# Are invariant measures of Markov Chains always rational?

Let $X_n$ be an positive recurrent, aperiodic Markov Chain and $T_0$ be the time of first return to state $0$. We learned in class that the invariant measure $\mathbf{y}$ of a Markov Chain can be written

$$y_i=\mathbf{E}\left[ \sum_{i=n}^\infty \mathbf{1}\{X_n=y_i\}\mathbf{1}\{n\leq T_0\}\right], \text{ and setting } y_0=1.$$

In other words, the entries of $\mathbf{y}$ are the number of visits to that state before returning to state $0$. This definition produces an invariant measure with entries $\in\mathbb{N}$. Since the stationary distribution $\mathbf{\pi}$ is just a normalized version of the unique invariant measure, does that mean that it's entries of $\mathbf{\pi}$ are always rational, even if the entries of the transition probability matrix aren't rational?

Since the stationary distribution of a Markov Chain is an eigenvector of the TPM, this would imply that matrices with transcendental components would always have a rational eigenvector, which seems... wrong.

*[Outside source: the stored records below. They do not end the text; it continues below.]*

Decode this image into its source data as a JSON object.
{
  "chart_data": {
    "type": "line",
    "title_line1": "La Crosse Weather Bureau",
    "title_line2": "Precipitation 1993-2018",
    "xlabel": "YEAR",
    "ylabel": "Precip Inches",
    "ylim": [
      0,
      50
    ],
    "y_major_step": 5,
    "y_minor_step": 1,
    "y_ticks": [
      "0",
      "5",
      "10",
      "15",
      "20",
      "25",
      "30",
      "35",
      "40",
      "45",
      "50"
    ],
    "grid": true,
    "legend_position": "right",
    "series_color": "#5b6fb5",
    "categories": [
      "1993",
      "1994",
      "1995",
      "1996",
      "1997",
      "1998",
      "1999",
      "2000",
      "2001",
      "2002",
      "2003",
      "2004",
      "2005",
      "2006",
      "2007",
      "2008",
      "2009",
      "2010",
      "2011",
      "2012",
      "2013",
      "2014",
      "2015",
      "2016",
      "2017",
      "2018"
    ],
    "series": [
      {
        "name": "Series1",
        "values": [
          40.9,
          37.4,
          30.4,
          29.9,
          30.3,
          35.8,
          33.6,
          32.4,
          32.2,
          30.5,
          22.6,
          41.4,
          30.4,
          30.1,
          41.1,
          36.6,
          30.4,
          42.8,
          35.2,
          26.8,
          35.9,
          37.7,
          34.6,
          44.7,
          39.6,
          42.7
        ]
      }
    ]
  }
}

• WHy do you think that the sum of that series is a rational number? (See math.stackexchange.com/questions/116269/…) Nov 11 '17 at 2:59
• Each sum is an integer but the expectation need not be an integer or even rational. Recall that even a Bernoulli r.v. can have an expectation anywhere in [0,1].
– Ian
Nov 11 '17 at 6:00
• I think I was thrown off taking $T_0$ to be a fixed time and not a random variable itself. I admit I feel kinda silly reading this question in the morning. Clearly an infinite series, and thanks for clarifying. Just leaving this post up to share my gratitude, and then I'll delete it. Nov 11 '17 at 16:41

Consider the discrete markov chain with probability transition matrix $\begin{pmatrix} 1- 1/\pi & 1/\pi \\ 1 & 0 \end{pmatrix}$. The stationary distribution is $(\frac{\pi}{\pi+1}, \frac{1}{\pi+1})$.